Originally Posted by psu1024
I am having trouble finding the standard form of an ellipse, being given the following equation:
$
36x^2+9y^2+48x-36y+43=0
$

I know that I have to group terms and complete the square to make it fit the standard form of an ellipse:
$
\frac {(x-h)^2}{a^2} + \frac {(y-k)^2}{b^2} = 1
$

So I get to this and have been stuck:

$
(36x^2+48x+?)+9(y^2-4y+4)=-34+?+36
$

I don't think I can just factor out the 12, and have $
12(3x^2+4x+?)$
, so I tried factoring out the 36:

$
36(x^2+\frac{3}{4}x+\frac{9}{64})
$

in which I got $
36(x+\frac{3}{8})^2 + 9(y-2)^2=\frac{113}{16}$
<---which I got from $(-34+36(\frac{9}{64})+36)
$
,which doesn't work out at all because I can't divide out what's to the right of the equal sign to get a nice looking equation that equals 1.

I'm completely baffled by this problem, so any help would be appreciated.

to complete this square...
$36x^2+48x$

$36(x^2+\frac{4}{3}x)$

$36(x^2+\frac{4}{3}x+\frac{4}{9})$

Understand that the first and second lines are equivalent, the third is just for conceptualization.
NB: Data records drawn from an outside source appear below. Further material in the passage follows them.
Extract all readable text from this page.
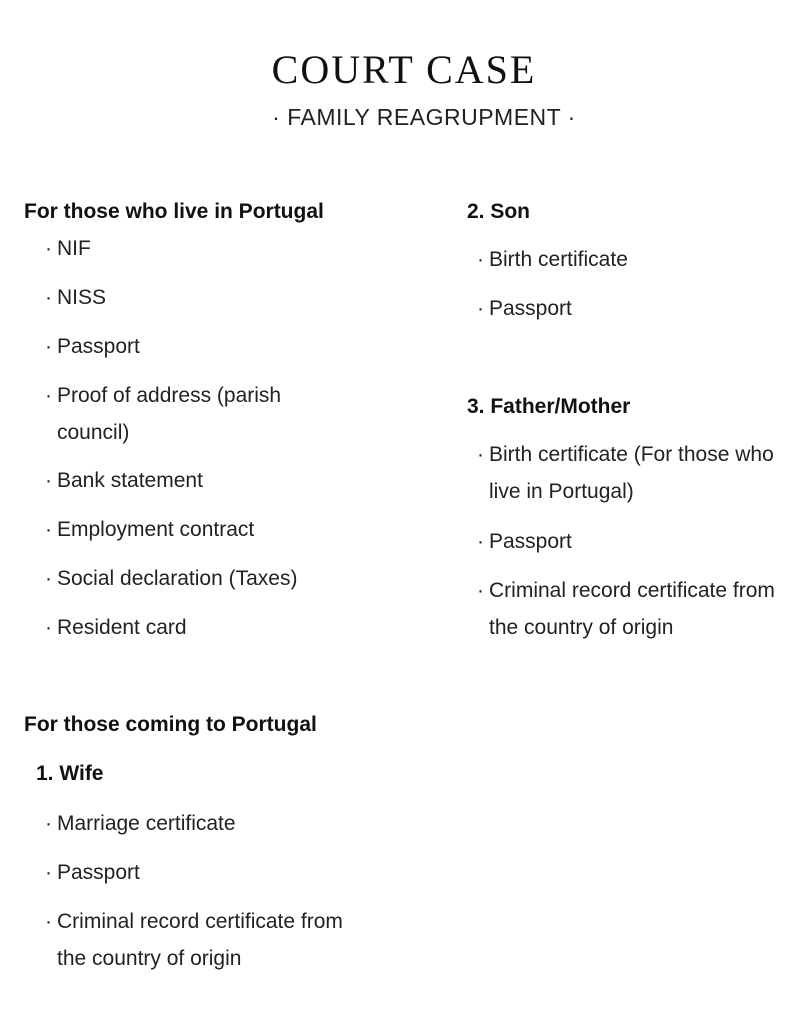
COURT CASE
· FAMILY REAGRUPMENT ·
For those who live in Portugal
· NIF
· NISS
· Passport
· Proof of address (parish council)
· Bank statement
· Employment contract
· Social declaration (Taxes)
· Resident card
For those coming to Portugal
1. Wife
· Marriage certificate
· Passport
· Criminal record certificate from the country of origin
2. Son
· Birth certificate
· Passport
3. Father/Mother
· Birth certificate (For those who live in Portugal)
· Passport
· Criminal record certificate from the country of origin
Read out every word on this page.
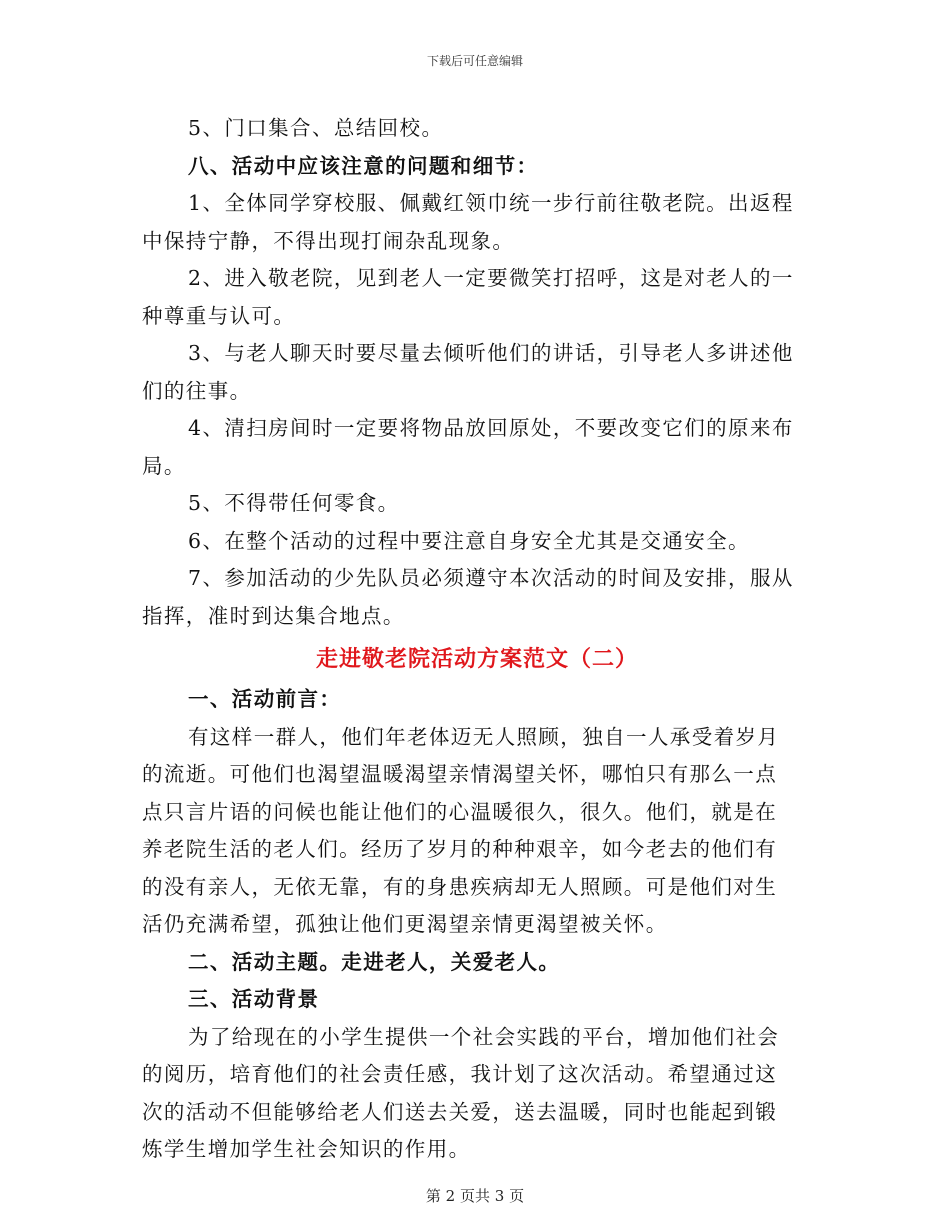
下载后可任意编辑

5、门口集合、总结回校。

八、活动中应该注意的问题和细节：

1、全体同学穿校服、佩戴红领巾统一步行前往敬老院。出返程中保持宁静，不得出现打闹杂乱现象。

2、进入敬老院，见到老人一定要微笑打招呼，这是对老人的一种尊重与认可。

3、与老人聊天时要尽量去倾听他们的讲话，引导老人多讲述他们的往事。

4、清扫房间时一定要将物品放回原处，不要改变它们的原来布局。

5、不得带任何零食。

6、在整个活动的过程中要注意自身安全尤其是交通安全。

7、参加活动的少先队员必须遵守本次活动的时间及安排，服从指挥，准时到达集合地点。

走进敬老院活动方案范文（二）

一、活动前言：

有这样一群人，他们年老体迈无人照顾，独自一人承受着岁月的流逝。可他们也渴望温暖渴望亲情渴望关怀，哪怕只有那么一点点只言片语的问候也能让他们的心温暖很久，很久。他们，就是在养老院生活的老人们。经历了岁月的种种艰辛，如今老去的他们有的没有亲人，无依无靠，有的身患疾病却无人照顾。可是他们对生活仍充满希望，孤独让他们更渴望亲情更渴望被关怀。

二、活动主题。走进老人，关爱老人。

三、活动背景

为了给现在的小学生提供一个社会实践的平台，增加他们社会的阅历，培育他们的社会责任感，我计划了这次活动。希望通过这次的活动不但能够给老人们送去关爱，送去温暖，同时也能起到锻炼学生增加学生社会知识的作用。

第 2 页共 3 页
Do you see that you must add 16 to the right hand side to preserve equality?
• Jul 23rd 2009, 10:07 PM
psu1024
Oh, good catch! Thanks. I think I reversed the 36 and 48 when I was dividing them.
• Jul 23rd 2009, 10:09 PM
VonNemo19
Quote:

Originally Posted by psu1024
Oh, good catch!

I hate it when I miss the small stuff. Best of luck!